Mais que dit concrètement ce protocole  ? Quelques moments du quotidien sont présentés dans ce texte, comme l’arrivée à l’école, la distance de sécurité, les récréations.

Le début d’une journée commence par l’arrivée des élèves. Certains prennent le car, d’autres sont accompagnés jusqu’aux grilles de l’école. Le protocole soulève la nécessité de «  limiter les croisements entre élèves de classes différentes ou de niveaux différents  », de plus, les parents ne sont plus autorisés à entrer dans les locaux. Pour un élève de primaire, ce point semble parfaitement réalisable. Si une nouvelle organisation le matin est nécessaire en primaire, elle semble très compliquée en classe de maternelle, puisque les parents accompagnent les enfants jusque dans la classe et parfois jouent avec eux, afin de faciliter la transition maison / école.

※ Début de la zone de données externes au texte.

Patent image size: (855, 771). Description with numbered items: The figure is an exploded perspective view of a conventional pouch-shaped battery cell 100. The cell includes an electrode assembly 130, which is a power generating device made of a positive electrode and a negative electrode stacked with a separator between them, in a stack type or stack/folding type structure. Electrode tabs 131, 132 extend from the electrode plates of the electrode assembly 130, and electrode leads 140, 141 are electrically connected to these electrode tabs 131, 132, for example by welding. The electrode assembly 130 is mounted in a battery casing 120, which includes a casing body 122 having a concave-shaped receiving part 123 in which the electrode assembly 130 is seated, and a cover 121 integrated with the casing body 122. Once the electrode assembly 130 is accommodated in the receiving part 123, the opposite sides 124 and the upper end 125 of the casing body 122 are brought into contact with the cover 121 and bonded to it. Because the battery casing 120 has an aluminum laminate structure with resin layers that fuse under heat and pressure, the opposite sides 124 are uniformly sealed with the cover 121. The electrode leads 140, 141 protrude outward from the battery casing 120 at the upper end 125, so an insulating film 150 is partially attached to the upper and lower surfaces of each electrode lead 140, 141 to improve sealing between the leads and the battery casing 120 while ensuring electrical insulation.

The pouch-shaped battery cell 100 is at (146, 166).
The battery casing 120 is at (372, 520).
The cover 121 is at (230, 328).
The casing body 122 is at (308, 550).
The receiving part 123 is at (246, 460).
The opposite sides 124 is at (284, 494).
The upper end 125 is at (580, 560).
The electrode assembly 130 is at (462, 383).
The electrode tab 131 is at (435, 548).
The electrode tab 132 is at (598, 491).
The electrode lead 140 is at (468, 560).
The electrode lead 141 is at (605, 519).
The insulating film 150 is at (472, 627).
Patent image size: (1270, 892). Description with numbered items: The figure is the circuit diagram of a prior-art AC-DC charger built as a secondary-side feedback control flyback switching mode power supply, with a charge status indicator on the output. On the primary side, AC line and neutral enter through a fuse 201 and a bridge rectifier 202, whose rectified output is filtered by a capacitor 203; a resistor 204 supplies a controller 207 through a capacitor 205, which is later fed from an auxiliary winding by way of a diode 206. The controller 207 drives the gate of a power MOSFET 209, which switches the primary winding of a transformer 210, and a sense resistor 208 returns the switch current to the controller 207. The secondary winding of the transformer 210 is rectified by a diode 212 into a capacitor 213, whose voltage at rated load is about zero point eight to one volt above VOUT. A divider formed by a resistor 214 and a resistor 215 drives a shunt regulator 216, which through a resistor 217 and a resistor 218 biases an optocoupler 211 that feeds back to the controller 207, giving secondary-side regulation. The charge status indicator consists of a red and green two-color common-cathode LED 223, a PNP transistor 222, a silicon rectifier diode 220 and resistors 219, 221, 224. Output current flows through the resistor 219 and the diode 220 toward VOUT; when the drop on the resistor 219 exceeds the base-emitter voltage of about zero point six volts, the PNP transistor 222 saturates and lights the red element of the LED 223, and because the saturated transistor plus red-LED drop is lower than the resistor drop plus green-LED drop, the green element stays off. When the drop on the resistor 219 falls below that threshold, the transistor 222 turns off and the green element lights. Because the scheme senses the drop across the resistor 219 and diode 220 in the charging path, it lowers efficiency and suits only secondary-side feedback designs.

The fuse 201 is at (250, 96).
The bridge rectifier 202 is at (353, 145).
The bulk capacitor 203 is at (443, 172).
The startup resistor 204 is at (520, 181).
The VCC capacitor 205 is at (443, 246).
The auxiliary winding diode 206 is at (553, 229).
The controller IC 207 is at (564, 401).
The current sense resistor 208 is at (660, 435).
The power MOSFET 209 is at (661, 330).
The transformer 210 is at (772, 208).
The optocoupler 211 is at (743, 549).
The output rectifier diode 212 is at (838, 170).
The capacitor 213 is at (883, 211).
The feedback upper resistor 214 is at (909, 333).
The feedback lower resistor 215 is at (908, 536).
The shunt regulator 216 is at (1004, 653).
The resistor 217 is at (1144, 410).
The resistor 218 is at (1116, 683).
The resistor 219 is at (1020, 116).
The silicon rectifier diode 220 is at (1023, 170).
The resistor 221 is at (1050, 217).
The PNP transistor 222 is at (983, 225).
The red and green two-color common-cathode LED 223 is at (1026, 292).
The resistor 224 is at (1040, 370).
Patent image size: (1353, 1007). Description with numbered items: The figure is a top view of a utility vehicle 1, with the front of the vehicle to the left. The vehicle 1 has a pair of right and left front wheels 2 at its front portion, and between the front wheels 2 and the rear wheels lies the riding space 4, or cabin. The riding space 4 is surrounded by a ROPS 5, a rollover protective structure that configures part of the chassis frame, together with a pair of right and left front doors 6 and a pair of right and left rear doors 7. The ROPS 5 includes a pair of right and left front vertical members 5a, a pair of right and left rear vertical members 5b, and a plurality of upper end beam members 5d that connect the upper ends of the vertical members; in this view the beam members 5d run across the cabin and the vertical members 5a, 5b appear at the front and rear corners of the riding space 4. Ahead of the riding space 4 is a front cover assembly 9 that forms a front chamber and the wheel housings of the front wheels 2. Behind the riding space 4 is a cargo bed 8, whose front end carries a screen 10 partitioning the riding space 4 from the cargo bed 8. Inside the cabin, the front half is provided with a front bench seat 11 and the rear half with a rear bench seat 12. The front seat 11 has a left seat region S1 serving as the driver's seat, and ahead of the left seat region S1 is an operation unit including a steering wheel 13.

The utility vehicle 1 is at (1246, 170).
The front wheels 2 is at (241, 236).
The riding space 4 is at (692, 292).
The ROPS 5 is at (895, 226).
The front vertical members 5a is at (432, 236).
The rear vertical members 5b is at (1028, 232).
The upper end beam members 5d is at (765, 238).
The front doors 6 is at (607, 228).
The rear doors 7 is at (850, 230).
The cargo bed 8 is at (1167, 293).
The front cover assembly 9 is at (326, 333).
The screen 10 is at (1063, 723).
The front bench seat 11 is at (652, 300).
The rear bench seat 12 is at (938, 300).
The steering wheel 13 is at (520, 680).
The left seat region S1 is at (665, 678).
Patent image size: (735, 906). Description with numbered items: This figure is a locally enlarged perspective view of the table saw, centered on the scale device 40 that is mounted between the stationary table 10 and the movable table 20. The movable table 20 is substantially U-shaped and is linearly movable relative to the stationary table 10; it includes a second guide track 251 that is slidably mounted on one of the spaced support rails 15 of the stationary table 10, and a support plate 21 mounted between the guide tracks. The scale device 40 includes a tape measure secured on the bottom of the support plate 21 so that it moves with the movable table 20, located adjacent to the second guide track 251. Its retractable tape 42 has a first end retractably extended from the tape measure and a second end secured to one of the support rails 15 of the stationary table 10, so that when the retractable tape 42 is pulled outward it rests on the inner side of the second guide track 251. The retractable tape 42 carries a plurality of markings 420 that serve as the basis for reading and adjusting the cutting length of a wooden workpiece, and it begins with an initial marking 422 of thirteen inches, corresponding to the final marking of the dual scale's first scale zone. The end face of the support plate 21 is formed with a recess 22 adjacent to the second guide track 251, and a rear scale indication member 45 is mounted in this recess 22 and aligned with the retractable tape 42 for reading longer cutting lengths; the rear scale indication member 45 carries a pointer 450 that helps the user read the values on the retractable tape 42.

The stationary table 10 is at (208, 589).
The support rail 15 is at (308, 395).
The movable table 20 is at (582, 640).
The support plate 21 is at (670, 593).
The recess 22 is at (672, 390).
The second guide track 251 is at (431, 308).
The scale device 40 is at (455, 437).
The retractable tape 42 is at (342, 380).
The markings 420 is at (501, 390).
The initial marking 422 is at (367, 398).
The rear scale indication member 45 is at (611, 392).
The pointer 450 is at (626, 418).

Lorsque les enfants arrivent en classe, le protocole exige une nouvelle organisation de la salle. «  À titre d’exemple, une salle de 50m² doit permettre d’accueillir 16 personnes  », car le mètre de distance exige 4m² par élève. De nouveau, si des élèves en primaire peuvent plus facilement suivre ce geste barrière, un enfant de maternelle en est incapable, car il se déplace tout le temps. D’ailleurs, cette distance entre des enfants de 3 – 4 ans et leur enseignant peut devenir un véritable facteur de traumatisme pour les deux parties. Si un enfant, pleure, n’arrive pas à s’essuyer après être allé aux toilettes, ou s’urine dessus, l’enseignant ne doit rien faire si ce n’est observer au risque, dans le pire des cas, d’une plainte par les parents.

Comment peut-on laisser un enfant de trois ans qui terrorisé par le climat ambiant, ne maitrise plus ses sphincters, sans pouvoir sans approcher pour le changer et le rassurer  ? C’est impossible, c’est infaisable  !

Marie-Agnès, Professeure des écoles en maternelle

Cette obligation de ne pas intervenir physiquement lorsqu’un enfant est en détresse remet en question l’ensemble du métier d’enseignant. La place de la responsabilité est au coeur de ce dilemme : entre intervenir et aller à l’encontre du protocole, ou ne pas intervenir et ne pas apporter son aide à une personne en difficulté.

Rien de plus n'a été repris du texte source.